Still, this sequence of events is not proof of a problem. Many background daemons and programs regularly access privileged files on your behalf without disclosing information in the files. The only way to know for sure that you were allowed to read data that you should not have access to is to monitor some lower level operations, such as the following:

1.  The daemon program reads from a file into a buffer.
2.  Your UID and GIDs do not have access to this file.
3.  The buffer is written to the socket by the daemon.
4.  You read the socket.

Aha! Now we’re getting somewhere. Here is clear proof that the daemon read some data and dumped it into the socket that you read. What happens if the buffer is manipulated by the program? Can that be tracked, too?

1.  The daemon reads from a file into a buffer.
2.  Your UID and GIDs do not have access to this file.
3.  The buffer is copied into N different smaller buffers.
4.  The secondary buffers are written to the socket by the daemon.
5.  You read the socket.

OK. This most likely can be tracked, too, but the IDS probably is getting a bit tired and frustrated. More complications are on the way:

1.  The daemon reads from a file into a buffer.
2.  Your UID and GIDs do not have access to this file.
3.  The buffer is transformed though any number of operations into N other buffers.
4.  These secondary memory buffers are further convoluted and transformed.
5.  The secondary buffers are written to the socket by the daemon.
6.  You read the socket.

Still, this seems to be something that an IDS can track. As long as a path can be found from the source buffer to the final memory storage location written to the socket, the IDS will be able to detect that data has been compromised. Before you get another cup of coffee or tea, consider a more complex scenario. The daemon’s first two steps are the same as before. Instead of transforming or copying the buffer as the next step, the daemon follows an algorithm:

1.  Grab the first byte of the buffer and store it as an integer in temporary variable X.
2.  Compute the Xth Fibonacci number and write it to the socket.
3.  Your program reads the socket and computes Fibonacci numbers until you find the same result, and now you know X.

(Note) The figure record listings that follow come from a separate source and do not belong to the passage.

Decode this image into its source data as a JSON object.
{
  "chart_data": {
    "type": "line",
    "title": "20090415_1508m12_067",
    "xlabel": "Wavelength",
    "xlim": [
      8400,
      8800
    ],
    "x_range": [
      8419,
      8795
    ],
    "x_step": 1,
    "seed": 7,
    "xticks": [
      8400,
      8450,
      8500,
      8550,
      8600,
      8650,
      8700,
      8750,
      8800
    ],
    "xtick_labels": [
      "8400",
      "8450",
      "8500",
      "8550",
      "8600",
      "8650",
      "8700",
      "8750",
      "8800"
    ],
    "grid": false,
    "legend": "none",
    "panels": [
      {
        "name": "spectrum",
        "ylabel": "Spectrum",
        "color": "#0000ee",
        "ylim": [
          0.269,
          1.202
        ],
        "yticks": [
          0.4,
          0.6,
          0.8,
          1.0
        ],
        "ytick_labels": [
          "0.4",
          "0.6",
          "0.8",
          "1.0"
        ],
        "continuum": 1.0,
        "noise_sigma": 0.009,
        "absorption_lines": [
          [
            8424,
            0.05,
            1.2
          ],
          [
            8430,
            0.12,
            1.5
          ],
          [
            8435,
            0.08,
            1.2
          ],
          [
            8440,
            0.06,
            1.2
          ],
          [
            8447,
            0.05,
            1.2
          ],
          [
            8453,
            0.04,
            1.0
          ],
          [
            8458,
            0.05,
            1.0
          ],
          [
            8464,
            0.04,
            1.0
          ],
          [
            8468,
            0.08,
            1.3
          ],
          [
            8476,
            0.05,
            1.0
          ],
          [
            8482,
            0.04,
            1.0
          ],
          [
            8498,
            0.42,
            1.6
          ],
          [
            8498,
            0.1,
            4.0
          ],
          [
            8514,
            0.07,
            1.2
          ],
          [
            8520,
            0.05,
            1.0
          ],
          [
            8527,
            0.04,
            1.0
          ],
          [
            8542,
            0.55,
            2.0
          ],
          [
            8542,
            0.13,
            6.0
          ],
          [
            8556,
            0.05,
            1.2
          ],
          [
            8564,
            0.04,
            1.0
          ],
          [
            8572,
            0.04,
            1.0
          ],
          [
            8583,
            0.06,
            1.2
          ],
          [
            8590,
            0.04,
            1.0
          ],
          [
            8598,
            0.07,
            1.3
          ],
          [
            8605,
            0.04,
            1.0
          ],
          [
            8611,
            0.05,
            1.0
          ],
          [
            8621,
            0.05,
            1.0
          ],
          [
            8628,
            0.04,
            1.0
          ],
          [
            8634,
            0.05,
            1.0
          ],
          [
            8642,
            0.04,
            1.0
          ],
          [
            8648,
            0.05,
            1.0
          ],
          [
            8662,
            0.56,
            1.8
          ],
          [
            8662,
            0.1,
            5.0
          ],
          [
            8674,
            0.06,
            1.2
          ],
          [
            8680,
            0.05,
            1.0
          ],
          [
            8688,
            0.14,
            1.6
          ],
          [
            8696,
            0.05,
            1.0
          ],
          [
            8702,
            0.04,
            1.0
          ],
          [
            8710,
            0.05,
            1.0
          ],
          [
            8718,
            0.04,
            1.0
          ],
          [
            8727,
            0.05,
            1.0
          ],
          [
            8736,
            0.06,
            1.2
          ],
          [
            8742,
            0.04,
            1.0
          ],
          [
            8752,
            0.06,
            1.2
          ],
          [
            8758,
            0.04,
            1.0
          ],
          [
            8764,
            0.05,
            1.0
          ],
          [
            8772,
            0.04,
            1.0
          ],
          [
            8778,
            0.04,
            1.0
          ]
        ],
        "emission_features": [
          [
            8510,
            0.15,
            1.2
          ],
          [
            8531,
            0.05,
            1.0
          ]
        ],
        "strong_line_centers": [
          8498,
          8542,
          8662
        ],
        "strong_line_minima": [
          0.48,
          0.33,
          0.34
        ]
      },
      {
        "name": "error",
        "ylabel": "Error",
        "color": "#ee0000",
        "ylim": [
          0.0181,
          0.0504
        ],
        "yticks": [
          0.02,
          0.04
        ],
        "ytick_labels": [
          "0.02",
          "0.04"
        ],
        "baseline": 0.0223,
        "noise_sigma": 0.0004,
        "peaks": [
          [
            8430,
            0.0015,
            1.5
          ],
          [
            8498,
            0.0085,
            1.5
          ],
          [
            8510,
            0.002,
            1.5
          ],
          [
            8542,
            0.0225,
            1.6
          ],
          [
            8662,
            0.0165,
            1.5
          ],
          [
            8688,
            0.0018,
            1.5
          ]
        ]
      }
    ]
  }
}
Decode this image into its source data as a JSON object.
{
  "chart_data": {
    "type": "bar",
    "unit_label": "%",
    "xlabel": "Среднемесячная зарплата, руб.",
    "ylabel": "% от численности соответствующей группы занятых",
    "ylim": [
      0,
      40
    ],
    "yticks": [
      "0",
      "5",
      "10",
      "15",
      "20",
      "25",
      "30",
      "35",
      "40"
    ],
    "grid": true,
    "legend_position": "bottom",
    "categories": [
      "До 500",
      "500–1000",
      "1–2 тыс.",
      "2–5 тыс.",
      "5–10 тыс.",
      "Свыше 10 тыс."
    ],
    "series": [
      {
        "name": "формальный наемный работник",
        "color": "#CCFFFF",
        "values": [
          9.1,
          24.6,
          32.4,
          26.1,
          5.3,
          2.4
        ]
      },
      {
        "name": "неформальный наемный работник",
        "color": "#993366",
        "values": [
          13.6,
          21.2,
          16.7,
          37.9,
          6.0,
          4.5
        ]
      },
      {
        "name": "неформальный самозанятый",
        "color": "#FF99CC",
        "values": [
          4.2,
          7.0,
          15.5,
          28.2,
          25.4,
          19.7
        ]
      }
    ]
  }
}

This is really getting hard. Of course, you could have picked a more efficient algorithm. The point is that the path is getting harder to follow. The compromised data is becoming more obscured. Now instead of the path being based on memory copies and elementary transformations, all we know is that part of the buffer was used in computing some function f(x). The result of the function then was written to the buffer. There is more to consider before drawing some conclusions:

1.  Grab the first bit of the buffer and store it in temporary variable X.
2.  If X=1, write an odd number to the socket, else write an even number to the socket.
3.  Your program reads the socket and inverts the previous step.

In this case, the action the daemon took by inspecting the buffer indicates a problem, and not the fact that the buffer itself or some derivative of it was communicated to your program. This is a simple case of a covert channel. Anytime one program can leak at least one bit of information to another program, there is a threat that a read constraint will be violated. Any number of operations not related to the socket could have been performed to leak the bit of information contained in X:

  The daemon could create a file in directory A that is readable by your program when X=1, and create a file in directory B otherwise (where B also is readable by you).
  The daemon could write data into a file that you are allowed to read. Then the daemon reads data back from this file into a buffer. The buffer then is written to the socket for you to read. The IDS would not know, without detailed knowledge of the file’s history, whether the data sent to you was allowed or not. Note that an MLS OS will not permit this operation because it does not allow write down when the operation violates sensitivity labels.
  If X=1, the daemon runs the /bin/true program, else it runs /bin/ls.